Executive, escort indicted as part of $5.8 million scheme
A one-time Buffalo Grove business executive and his former escort-turned-girlfriend have been indicted on six counts of wire fraud after they allegedly spent $5.8 million from a suburban company to fund a lavish lifestyle.
Federal prosecutors obtained a grand jury indictment against Scott Kennedy, 43, and Crystal Lundberg, 31, on Tuesday.
Kennedy, 43, worked as a top financial official at Nemera, a drug-delivery device company in Buffalo Grove, when he met Lundberg through Backpage.com, a site that advertises sexual services, records show.
Kennedy first gave Lundberg access to a company credit card in November 2015 after she asked for help buying Christmas gifts for her daughters, authorities said.
Less than a year and a half later, the two had run up unauthorized charges of nearly $5.8 million. Nemera fired Kennedy earlier this year after discovering the fraud in March.

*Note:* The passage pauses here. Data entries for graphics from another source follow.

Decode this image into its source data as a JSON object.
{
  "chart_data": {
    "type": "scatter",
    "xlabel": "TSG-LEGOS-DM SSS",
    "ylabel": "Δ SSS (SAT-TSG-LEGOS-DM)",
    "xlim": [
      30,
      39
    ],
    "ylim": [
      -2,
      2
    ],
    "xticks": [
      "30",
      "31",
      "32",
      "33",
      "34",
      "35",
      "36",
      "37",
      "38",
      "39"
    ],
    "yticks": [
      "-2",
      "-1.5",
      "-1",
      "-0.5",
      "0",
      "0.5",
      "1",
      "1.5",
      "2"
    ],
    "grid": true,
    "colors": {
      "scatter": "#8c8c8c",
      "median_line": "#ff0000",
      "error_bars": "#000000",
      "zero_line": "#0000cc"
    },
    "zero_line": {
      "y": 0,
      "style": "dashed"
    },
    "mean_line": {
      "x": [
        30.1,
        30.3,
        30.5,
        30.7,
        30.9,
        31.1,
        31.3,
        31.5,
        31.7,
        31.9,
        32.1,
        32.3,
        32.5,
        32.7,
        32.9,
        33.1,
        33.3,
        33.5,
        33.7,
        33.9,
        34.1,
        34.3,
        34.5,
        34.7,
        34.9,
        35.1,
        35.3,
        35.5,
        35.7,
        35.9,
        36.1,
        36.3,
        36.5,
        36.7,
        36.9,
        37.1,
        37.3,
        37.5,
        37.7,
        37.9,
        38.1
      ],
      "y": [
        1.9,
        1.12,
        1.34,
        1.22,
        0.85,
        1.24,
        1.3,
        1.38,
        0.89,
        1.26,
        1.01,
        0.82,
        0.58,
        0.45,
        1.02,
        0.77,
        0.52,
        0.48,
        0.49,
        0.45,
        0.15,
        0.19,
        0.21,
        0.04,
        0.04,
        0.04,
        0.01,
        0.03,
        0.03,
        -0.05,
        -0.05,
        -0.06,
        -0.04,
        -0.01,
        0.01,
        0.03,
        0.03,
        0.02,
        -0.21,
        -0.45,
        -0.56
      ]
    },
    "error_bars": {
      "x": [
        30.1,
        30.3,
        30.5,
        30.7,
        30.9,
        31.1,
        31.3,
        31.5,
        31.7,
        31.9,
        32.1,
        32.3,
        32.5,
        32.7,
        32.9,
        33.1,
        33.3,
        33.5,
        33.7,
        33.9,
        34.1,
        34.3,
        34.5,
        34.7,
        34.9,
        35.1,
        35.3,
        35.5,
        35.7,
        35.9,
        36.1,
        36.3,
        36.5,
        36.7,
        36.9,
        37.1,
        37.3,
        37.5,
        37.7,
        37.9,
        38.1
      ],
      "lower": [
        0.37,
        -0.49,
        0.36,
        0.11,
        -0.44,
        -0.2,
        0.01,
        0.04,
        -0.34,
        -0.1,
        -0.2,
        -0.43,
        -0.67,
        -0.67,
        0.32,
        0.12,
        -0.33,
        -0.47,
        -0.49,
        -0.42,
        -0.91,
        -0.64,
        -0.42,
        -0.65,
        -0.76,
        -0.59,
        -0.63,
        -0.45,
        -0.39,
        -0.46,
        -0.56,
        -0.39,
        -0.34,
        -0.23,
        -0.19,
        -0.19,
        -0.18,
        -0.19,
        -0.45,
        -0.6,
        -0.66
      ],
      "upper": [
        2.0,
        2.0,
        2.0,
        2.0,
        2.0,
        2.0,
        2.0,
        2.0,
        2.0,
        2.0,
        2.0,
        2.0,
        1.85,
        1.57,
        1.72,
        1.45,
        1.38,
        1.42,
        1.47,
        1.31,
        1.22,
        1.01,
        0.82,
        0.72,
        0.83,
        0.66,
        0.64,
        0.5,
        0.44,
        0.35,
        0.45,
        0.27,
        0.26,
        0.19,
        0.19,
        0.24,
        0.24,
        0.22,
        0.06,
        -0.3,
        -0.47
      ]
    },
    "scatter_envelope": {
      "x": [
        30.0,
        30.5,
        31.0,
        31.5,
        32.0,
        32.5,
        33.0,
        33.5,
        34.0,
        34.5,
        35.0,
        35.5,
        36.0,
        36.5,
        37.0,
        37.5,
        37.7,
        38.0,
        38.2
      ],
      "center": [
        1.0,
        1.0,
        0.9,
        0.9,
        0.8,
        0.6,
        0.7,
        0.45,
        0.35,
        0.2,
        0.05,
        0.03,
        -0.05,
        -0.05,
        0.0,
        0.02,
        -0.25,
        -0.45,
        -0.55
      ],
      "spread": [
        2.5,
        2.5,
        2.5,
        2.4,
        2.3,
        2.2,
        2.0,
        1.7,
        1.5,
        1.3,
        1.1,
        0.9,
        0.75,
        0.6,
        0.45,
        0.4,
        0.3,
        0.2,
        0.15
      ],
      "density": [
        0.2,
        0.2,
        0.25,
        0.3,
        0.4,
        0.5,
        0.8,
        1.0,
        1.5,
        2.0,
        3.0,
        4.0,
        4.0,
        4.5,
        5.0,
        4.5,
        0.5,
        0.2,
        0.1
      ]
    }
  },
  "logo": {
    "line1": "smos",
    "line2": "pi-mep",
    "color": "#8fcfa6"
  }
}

A court filing obtained by the Tribune earlier this month lays out the spending in spectacular fashion, including about $24,000 for movers to haul the woman's potted plants from Illinois to her new 6,500-square-foot mansion in San Diego, where she planned to open a spa -- all with company cash.
Much of the spending came after Lundberg moved with her children, pets and potted plants to San Diego a year ago. The company unknowingly footed the bill for the $12,000-a-month rent at the mansion.
According to an analysis provided by Nemera to the FBI, Lundberg spent some $585,000 on the medical spa, called the Royalty Room.
Among the litany of additional charges allegedly run up mostly by Lundberg were plastic surgery during a stay in Miami; two Rolex watches at a combined cost of $60,000; a personal driver for her daughters at a cost of $8,000 a month; a $2,500-a-month maid; two purebred dogs that cost as much as $6,000; and trips to Bali; France; Costa Rica; Hawaii; Santorini, an island in the Aegean Sea; and Bora Bora and Fiji, both in the South Pacific.
Kennedy has been cooperating with the FBI and told them Lundberg had led him to believe she would eventually reimburse him, a version of events he repeated to the Tribune. Kennedy said Lundberg told him she had been adopted by a wealthy family as a child and had a trust fund in her name worth $4 million that she could access at age 30, according to an FBI warrant.
But the FBI warrant also notes Lundberg's bankruptcy filing in 2009 when she reported only about $100 in a checking account and income of about $200 a month. The bankruptcy filing made no mention of any trust funds, the FBI pointed out.
In a previous phone interview, Kennedy told the Tribune he was looking for love from Lundberg and blamed much of the spending on her. Lundberg’s California-based attorney, Marc Carlos, previously said Kennedy was the one responsible for the fraud.
"He knew what she was. He knew what her past was. Then he's the one who wanted to get in her good graces by giving her gifts," Carlos said. "He's the one who has ... the means, the method, the opportunity and the motive to commit a crime. She doesn't."
Kennedy’s attorney, Sami Azhari, declined to comment for this story. Carlos said the indictment was “not unexpected” and Lundberg will “vigorously defend herself against these charges.”
If convicted, the two will forfeit $5,794,715 and one Rolex “Everose Gold” watch, in addition to possible prison time. Each count carries potentially 20 years.